Seth was an imbecile.

Seth was in the bush leagues, emotionally.

“You aren't talking about baseball anymore, are you?”

“Of course, I'm talking about baseball.”

She wasn't. Look at her face. Nine innings. Nine months.

Galarraga pitched. A crack of impact. The ball was aloft, then caught. Perfect still. Two outs left for the record books. Seth squeezed his wife's hand. Bile rose in his throat, and with it the fear that he'd somehow be held to the thoughtless gamble he hadn't had the guts to give voice to. “It's been a fuck of a week,” he said.

She gave him a look that said,
now
you bring this up?

“Let's make a bet. Perfect game means total matrimonial amnesty. We back off. We let things calm down. We just keep going along.”

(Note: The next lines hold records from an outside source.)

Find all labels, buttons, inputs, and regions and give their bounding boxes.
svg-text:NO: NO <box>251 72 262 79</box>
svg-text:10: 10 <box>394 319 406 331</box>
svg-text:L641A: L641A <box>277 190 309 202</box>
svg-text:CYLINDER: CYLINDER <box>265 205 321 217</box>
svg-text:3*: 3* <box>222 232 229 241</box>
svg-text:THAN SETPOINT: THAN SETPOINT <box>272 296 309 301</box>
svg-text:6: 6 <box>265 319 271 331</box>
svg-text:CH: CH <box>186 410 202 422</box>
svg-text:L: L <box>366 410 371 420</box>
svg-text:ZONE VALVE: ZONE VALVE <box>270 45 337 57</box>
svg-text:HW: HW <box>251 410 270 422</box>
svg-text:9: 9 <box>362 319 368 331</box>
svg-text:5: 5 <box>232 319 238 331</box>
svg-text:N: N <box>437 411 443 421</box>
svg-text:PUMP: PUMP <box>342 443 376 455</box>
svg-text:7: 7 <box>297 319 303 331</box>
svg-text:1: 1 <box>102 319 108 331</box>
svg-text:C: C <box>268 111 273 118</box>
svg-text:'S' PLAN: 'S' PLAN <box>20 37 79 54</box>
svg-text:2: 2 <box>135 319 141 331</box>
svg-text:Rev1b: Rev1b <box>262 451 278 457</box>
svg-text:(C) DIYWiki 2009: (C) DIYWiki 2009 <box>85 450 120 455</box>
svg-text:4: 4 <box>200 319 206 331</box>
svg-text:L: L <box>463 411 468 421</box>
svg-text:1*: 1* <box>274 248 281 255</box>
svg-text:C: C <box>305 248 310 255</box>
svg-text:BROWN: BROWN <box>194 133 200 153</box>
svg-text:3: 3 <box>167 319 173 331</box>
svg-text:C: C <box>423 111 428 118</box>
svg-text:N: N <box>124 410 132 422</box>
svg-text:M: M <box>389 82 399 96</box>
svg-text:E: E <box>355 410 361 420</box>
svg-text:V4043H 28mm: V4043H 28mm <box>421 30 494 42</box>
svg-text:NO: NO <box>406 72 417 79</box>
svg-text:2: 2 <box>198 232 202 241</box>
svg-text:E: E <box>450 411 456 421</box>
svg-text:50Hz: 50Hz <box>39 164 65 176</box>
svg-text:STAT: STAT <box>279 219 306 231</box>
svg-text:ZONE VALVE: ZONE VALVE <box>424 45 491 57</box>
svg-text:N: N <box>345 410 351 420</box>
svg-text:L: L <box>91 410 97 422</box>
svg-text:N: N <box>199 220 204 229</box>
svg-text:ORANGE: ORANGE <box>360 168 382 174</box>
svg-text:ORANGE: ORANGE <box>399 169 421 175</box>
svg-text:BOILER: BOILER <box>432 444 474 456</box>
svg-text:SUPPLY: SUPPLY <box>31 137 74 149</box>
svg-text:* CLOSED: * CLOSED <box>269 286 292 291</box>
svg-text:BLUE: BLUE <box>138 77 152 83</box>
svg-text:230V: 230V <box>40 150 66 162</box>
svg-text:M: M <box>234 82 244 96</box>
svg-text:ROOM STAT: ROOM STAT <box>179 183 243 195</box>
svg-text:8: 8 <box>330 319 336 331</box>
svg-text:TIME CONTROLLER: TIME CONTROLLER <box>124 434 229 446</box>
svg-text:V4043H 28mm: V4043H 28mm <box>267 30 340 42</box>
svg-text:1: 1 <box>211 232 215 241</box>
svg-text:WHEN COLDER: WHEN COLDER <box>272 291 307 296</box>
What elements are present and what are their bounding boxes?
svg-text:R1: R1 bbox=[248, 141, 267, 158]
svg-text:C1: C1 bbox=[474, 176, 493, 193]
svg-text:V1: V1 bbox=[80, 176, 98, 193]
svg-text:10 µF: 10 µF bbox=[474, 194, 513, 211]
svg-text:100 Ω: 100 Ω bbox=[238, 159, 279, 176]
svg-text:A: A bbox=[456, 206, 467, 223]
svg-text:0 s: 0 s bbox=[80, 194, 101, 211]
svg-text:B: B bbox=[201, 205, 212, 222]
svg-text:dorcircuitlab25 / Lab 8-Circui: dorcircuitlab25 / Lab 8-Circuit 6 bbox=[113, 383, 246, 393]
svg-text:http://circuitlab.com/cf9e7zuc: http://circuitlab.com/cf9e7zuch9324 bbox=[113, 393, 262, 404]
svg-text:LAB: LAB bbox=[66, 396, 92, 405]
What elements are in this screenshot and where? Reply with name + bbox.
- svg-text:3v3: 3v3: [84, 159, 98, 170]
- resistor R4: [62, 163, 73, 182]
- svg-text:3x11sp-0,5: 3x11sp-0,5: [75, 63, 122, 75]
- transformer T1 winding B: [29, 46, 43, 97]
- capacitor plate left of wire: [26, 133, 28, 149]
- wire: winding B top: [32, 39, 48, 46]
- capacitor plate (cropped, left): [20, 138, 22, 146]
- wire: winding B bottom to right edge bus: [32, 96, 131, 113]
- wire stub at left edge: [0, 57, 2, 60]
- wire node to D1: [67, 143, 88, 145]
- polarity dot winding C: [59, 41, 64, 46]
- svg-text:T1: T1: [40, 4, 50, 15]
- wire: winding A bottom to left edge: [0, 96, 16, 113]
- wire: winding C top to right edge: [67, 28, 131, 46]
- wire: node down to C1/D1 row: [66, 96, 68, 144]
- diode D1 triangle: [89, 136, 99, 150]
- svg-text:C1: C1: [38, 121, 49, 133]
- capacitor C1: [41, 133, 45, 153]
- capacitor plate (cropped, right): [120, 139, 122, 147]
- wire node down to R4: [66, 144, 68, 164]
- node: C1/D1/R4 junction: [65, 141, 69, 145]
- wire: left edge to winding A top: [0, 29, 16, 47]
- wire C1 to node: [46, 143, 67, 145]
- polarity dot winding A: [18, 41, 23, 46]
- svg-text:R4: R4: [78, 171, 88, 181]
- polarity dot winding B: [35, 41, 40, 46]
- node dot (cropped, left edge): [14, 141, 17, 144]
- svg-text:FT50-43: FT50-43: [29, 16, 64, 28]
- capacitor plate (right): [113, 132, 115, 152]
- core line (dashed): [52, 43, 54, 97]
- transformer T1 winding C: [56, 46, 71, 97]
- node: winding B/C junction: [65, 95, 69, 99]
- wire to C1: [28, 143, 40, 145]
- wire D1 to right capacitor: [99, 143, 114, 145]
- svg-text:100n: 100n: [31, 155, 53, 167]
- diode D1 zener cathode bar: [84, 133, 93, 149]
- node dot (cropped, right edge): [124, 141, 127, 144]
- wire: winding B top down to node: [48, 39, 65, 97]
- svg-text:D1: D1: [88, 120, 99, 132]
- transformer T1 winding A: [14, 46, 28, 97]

From Alison's face you'd think he'd laid out the other terms, the ones that meant a U-Haul and the open road. “I asked you to do one thing. One. Dammit, Seth.”

Nine innings. Nine months. The suffocating press of hope. He said, “I thought we were getting somewhere. I thought we were finally talking.”

“You were talking. I was watching the game.” She stood.

The remembered brush of her hand over his lips. The superstitious weight she accorded those two words. He said, “This is the dumbest fight I've ever heard of.”

“It was a vicious, nasty thing to do. The one thing I asked.”

“Ali, please, just stay.”

“It's ruined. And I'm just going to get more and more pissed sitting here.”

She left. He missed Galarraga's next out. He marked it only with the bar's collective breath. One out till perfect. Alison wouldn't ditch this for anything short of her whole self cracking clean in two. His mind was a tumult of his wife. The stakes he'd set clattered together. Galarraga wound up. Seth brought his fist to his mouth. He didn't really believe, but Ali did, and because she did, he spoke a cursed and deliberate
perfect game
in the moment the pitcher loosed the ball.